È noto infatti che ancora oggi in Italia, considerando oltre ai mesoteliomi anche i tumori del polmone e i morti per asbestosi, è possibile dimensionare il fenomeno dei decessi per malattie asbestocorrelate intorno ai 3.000 casi l’anno. Solo a Casale Monferrato – 35.000 abitanti – si registra, a 30 anni dalla chiusura dello stabilimento, una media di un morto a settimana. Non solo. A peggiorare il quadro fin qui descritto, concorrono anche le stime di autorevoli istituti scientifici, secondo i quali la triste contabilità delle vittime è purtroppo destinata a crescere: nell’Europa occidentale le proiezioni relative alla mortalità da amianto prevedono 500.000 decessi nei primi 30 anni del 2000.

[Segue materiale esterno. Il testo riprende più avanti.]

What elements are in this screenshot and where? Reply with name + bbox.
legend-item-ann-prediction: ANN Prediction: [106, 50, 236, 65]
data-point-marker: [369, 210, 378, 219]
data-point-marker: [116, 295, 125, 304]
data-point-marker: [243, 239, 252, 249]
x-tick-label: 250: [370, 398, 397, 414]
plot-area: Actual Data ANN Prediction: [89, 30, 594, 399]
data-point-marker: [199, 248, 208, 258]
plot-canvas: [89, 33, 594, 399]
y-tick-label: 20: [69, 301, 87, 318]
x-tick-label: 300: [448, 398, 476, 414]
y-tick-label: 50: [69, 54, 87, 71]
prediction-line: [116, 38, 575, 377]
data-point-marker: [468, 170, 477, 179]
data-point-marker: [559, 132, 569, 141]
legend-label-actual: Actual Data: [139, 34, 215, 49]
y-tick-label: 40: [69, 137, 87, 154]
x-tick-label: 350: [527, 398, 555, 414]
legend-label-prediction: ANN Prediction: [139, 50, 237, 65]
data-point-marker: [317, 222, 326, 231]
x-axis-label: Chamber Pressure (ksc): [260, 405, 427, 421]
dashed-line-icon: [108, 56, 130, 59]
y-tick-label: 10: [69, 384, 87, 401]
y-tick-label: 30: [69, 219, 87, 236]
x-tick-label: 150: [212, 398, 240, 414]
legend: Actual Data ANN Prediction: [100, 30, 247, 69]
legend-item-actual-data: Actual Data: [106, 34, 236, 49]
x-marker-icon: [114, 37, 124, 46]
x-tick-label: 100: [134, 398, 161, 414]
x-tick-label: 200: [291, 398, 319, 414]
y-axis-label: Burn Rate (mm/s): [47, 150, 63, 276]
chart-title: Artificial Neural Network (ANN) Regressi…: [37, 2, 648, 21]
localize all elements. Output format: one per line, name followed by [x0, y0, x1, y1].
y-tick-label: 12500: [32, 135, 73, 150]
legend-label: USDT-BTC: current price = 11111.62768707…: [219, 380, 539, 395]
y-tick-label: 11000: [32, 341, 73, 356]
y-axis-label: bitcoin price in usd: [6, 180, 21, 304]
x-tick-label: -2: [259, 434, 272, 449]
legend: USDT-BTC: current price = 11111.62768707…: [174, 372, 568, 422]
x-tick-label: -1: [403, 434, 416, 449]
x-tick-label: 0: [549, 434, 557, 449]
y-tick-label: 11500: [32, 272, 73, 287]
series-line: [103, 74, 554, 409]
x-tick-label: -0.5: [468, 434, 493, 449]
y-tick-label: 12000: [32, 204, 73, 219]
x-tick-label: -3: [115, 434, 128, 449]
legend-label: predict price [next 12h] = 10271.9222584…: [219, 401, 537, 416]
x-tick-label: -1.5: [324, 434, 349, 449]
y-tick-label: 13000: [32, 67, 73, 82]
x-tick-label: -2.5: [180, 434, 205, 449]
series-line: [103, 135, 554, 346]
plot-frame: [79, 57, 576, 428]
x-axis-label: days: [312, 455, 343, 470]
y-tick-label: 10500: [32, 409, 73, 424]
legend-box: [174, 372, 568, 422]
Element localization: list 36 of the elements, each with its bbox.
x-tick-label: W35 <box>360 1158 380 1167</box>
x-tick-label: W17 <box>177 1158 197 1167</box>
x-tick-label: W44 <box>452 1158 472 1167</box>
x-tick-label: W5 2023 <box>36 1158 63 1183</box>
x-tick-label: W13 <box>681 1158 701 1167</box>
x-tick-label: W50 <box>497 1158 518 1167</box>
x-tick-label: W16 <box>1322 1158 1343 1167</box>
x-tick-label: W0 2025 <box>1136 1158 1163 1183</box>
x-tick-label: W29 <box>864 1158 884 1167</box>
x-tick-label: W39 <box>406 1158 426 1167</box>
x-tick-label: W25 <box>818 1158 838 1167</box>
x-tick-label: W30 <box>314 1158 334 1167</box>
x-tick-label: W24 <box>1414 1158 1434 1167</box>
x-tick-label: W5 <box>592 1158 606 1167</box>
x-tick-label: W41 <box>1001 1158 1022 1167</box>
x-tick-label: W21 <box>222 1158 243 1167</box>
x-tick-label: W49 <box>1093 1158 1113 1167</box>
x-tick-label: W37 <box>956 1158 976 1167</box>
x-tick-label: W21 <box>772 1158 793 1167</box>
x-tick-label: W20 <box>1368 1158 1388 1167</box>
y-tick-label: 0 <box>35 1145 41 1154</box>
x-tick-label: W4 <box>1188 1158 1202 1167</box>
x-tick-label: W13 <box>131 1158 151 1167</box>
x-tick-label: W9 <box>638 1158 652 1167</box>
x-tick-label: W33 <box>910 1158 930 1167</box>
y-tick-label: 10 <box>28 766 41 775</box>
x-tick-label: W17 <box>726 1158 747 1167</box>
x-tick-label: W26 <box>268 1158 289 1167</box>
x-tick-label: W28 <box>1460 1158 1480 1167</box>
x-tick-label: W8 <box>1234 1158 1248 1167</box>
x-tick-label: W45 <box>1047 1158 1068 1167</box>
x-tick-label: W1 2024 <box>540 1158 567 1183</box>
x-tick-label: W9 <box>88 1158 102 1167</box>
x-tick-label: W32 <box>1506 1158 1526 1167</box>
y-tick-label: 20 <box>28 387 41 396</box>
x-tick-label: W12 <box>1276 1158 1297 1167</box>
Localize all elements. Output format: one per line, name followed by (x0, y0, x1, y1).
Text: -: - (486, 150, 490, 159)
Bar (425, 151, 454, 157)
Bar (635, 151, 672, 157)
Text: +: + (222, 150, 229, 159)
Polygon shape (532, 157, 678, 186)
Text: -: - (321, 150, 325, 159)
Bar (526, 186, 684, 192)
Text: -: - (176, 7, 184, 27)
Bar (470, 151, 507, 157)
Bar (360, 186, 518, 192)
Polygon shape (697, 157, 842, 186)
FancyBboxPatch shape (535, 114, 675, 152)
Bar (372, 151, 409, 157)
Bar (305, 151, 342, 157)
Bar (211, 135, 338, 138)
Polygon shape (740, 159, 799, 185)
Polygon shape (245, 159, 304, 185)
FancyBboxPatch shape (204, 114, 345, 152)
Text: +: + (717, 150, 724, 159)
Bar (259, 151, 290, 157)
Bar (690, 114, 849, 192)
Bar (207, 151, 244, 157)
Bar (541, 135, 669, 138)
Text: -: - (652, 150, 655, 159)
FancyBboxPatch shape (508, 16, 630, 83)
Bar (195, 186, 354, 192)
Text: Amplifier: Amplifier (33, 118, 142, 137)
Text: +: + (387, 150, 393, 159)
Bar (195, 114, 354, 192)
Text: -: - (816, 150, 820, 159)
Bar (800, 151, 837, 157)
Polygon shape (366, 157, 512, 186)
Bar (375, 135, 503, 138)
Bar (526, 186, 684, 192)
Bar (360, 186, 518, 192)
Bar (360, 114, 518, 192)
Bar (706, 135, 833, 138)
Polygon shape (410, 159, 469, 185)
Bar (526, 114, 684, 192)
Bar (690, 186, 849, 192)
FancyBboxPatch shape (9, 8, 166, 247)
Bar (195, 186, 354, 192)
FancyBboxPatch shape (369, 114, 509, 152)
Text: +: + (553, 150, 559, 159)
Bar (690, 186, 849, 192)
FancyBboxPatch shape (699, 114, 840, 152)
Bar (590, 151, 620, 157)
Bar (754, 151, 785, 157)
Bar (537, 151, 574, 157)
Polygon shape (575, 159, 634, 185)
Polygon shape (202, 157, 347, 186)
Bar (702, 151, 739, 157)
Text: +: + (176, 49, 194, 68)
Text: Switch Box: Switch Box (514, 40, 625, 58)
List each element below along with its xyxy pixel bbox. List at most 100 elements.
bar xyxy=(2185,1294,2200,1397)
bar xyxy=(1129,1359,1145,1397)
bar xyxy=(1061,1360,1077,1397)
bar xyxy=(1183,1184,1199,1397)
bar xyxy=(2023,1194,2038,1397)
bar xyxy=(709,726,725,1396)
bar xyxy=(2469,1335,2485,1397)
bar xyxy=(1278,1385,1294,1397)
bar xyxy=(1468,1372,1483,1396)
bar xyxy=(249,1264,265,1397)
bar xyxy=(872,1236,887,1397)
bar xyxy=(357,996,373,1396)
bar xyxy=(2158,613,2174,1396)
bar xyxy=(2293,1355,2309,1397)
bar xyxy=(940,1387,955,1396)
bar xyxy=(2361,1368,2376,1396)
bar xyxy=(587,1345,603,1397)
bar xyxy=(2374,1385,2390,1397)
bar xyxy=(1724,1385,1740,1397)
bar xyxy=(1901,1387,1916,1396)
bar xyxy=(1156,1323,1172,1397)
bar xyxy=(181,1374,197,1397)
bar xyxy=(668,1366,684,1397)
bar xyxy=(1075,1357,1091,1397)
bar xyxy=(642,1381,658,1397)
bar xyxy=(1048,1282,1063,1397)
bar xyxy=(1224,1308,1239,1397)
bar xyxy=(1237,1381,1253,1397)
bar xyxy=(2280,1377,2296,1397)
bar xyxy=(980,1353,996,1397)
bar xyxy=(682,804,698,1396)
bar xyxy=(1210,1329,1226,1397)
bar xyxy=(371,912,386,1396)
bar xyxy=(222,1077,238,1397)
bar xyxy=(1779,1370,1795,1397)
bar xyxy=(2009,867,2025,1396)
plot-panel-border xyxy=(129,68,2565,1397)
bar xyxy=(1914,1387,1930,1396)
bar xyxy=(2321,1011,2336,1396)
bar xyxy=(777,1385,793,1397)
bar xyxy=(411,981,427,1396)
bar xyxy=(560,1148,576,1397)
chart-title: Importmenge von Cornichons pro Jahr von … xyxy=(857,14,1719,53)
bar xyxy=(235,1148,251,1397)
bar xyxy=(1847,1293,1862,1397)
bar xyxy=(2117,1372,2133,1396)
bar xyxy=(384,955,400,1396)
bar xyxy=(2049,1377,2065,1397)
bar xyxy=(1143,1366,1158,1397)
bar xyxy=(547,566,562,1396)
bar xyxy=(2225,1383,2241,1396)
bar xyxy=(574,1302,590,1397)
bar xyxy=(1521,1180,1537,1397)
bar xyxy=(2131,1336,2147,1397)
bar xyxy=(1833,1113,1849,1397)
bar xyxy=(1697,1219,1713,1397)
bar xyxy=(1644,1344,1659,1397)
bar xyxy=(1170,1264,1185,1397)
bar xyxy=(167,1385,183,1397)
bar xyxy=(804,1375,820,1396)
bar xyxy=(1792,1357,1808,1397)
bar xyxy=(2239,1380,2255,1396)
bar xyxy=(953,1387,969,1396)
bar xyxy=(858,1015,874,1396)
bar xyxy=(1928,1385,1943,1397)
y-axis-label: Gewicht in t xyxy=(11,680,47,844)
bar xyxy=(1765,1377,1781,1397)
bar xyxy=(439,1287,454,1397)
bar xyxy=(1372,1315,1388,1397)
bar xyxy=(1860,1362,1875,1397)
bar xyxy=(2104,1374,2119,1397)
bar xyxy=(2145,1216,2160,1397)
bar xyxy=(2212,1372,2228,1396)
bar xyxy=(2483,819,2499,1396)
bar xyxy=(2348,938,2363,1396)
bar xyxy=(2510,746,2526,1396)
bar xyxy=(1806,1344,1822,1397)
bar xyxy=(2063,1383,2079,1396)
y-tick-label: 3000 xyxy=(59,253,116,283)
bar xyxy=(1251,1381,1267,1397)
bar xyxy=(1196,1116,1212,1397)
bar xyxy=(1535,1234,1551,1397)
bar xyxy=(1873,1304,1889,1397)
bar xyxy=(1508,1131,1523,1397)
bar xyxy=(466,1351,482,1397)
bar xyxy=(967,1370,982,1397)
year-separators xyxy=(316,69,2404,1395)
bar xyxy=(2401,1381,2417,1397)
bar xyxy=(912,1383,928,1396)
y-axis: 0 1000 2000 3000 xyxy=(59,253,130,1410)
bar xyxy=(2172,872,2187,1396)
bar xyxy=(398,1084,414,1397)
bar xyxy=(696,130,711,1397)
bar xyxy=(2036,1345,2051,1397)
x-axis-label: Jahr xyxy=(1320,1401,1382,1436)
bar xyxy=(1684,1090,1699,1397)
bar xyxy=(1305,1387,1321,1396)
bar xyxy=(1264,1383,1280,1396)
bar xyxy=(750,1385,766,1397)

Il fatto è che tra l’esposizione all’asbesto e i suoi esiti nefasti, in particolare il mesotelioma, possono trascorrere più di 40 anni. Il processo contro i responsabili dell’Eternit ne è testimonianza, la più nota, certamente non l’unica. Per questo è importante che, a partire dal nostro paese, si evidenzi al più presto in contrapposizione all’attuale quadro normativo una risposta forte dello Stato (che, intanto, non si è nemmeno costituito parte civile al processo che si è aperto a Torino).
Può servire il tanto atteso ddl finalizzato a introdurre il reato di disastro ambientale? Anche se non potrà avere delle ricadute dirette nel processo in corso, sicuramente sì: a patto però che il legislatore riformuli al più presto il testo dell’articolato nel passaggio in cui si prevede che il reato in questione è da considerarsi consumato fino al termine dell’attività inquinante. È evidente infatti che, senza una previsione che delimiti l’atto delittuoso alla cessazione del disastro (nel caso dell’inquinamento da amianto, come visto, una necessità), qualsiasi altro giudizio per reati ambientali rischierebbe – come nel precedente contro le malefatte di Stephan Schmidheiny – la prescrizione.